My dick hardens, my skin tingly and on fire. “That is about the furthest thing from stupid there is. That sounds hot as fuck. Christ, Ev. You really don’t know, do you? You don’t know what seeing you like that does to me, or hearing what you said does to me? What it would do to any man with a brain in their head. You are sexy as hell. I’m so damn proud of what you just did, and I’m honored I get to do it with you. It brings me pleasure to call you my good boy too…and to know what that gives you.”

Something changes in the room then, as if some snap of electricity fills the air, a current zipping between us. Evan looks at me, licks his lip, sucks the damn thing into his mouth, and suddenly, I’m wondering what he tastes like.

He’s been what I consider my best friend for months, and of course, I’ve always known he’s fucking gorgeous, but this moment feels different—both heavy and light at the same time.

“Frankie?” he says softly as though he can sense the change too. His hands rest on my shoulders. He moves his left one closer, brushing his thumb against my stubble.

Then my arms are lifting and I’m cupping his face and pulling him closer. I have no idea what in the fuck I’m doing, why I suddenly need to kiss him, but I do. His eyes close and he whispers, “Frankie,” again, making me realize we’re so damn close, I feel his breath against my lips. It’s a second later, and my mouth is on his. My tongue slips inside, and he lets me. Evan tastes like Reese’s Pieces, which I’ve never been fond of, but in this moment, they might be my favorite.

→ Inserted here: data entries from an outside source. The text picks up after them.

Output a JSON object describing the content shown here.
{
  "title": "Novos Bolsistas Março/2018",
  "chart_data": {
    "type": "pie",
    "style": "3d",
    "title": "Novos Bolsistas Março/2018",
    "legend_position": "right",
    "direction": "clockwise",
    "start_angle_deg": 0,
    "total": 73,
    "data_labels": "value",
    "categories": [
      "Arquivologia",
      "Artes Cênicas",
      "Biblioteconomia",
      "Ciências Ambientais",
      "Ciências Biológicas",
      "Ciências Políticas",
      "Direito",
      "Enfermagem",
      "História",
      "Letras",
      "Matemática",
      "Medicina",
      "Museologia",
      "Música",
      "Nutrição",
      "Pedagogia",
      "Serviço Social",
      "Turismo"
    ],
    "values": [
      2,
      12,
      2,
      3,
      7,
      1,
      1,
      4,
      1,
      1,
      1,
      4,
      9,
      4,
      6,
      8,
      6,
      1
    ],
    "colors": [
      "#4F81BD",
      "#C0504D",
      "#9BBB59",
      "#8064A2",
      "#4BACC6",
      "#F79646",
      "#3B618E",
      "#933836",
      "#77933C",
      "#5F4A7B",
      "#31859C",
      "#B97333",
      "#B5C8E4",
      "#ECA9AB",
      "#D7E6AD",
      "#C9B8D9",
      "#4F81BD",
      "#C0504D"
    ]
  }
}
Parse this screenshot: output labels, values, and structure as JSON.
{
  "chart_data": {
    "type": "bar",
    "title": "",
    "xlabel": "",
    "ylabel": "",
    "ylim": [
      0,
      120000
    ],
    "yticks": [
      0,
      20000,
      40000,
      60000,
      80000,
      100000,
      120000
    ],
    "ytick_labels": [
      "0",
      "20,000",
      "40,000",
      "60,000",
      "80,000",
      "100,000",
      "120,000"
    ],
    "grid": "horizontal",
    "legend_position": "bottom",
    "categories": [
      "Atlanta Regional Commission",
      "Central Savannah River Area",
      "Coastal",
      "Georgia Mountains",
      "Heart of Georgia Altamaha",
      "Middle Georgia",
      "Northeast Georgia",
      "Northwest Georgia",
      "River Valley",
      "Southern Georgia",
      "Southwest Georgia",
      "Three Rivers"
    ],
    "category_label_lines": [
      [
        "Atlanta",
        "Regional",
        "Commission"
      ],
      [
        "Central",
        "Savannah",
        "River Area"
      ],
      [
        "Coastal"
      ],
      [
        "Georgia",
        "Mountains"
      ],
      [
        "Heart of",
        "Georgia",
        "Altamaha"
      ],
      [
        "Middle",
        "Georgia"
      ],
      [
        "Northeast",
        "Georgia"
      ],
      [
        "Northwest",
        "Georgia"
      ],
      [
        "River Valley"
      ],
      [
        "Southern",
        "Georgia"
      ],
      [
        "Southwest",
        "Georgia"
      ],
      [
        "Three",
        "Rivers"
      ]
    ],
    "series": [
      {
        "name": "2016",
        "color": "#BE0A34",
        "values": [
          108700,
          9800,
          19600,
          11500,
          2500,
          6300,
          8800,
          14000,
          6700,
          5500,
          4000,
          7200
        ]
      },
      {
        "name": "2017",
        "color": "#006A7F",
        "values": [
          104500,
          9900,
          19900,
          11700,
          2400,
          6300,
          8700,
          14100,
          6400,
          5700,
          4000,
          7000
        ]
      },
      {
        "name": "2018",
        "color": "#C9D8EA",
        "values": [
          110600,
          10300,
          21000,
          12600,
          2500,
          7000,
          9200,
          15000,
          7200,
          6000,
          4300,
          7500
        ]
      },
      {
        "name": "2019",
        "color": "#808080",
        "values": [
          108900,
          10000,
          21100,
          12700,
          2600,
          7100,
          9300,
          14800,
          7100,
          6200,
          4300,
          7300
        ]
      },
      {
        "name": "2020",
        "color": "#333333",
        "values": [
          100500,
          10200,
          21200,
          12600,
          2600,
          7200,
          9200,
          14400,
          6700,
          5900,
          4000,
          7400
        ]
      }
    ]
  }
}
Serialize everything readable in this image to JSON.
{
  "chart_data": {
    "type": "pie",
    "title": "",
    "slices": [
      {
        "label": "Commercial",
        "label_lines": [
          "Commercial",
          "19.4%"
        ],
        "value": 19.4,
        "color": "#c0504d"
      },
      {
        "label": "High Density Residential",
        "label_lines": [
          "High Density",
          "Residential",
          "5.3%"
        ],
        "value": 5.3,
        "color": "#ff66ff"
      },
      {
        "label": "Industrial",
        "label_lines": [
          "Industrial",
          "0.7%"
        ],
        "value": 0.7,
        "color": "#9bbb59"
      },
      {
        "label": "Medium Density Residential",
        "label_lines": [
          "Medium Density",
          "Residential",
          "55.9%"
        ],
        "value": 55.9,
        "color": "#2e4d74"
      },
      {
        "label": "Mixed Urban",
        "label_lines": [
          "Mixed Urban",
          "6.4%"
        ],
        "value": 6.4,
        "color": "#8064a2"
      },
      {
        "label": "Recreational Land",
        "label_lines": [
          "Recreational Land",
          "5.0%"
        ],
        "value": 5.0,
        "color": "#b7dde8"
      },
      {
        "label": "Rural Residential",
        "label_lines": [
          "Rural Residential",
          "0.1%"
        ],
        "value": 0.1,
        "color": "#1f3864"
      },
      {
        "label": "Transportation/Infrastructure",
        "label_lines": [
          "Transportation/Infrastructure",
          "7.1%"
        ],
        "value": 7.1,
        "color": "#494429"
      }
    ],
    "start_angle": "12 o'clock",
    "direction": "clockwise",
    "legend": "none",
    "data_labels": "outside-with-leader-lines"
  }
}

He moans into my mouth, and I pull him closer. His arms tighten around me; my dick hardens more as he rubs his ass on my legs. Evan’s hands slip under my beanie, and he threads his fingers through my hair.

I lower my arms, cup his tight ass, and then I’m groaning into him and he’s swallowing it down.

This is stupid, really fucking stupid, but I can’t seem to help myself. I don’t know what it means or even if I need it to mean anything. We’re friends, close, who cares if we share a kiss?

My hold tightens on him and just as I move to put him on his back and cover his body with mine, riiing breaks through the moment, and we both jerk away from each other.

Evan reaches up and touches his mouth, and damned if it doesn’t make me smile.

Riing! My cell goes off again. It’s as if it shocks Evan into action and he jumps off my lap. I pull the phone from my pocket and answer, “What?” My voice comes out a little too gruff.

“We’re heading to dinner. You and the Karaoke Kid wanna go?” Cody asks.

“Yes! Let’s go!” Evan says, obviously hearing Cody’s question. “I’m starved.”

“Yeah, okay. We’ll meet you guys downstairs.”

I hang up and Evan is already standing and gathering his pup gear. “I’m gonna go”—he points to the room—“put this stuff away and get dressed. We can go or whatever. I’ll just be a second.”

“Ev?” I ask, and he stops in his bedroom doorway, back to me. “We’re good?”

Turning he looks at me and smiles. “Yeah, Frankie. We’ll always be good.” Thank God. I don’t know what I’d do if I fucked up this friendship.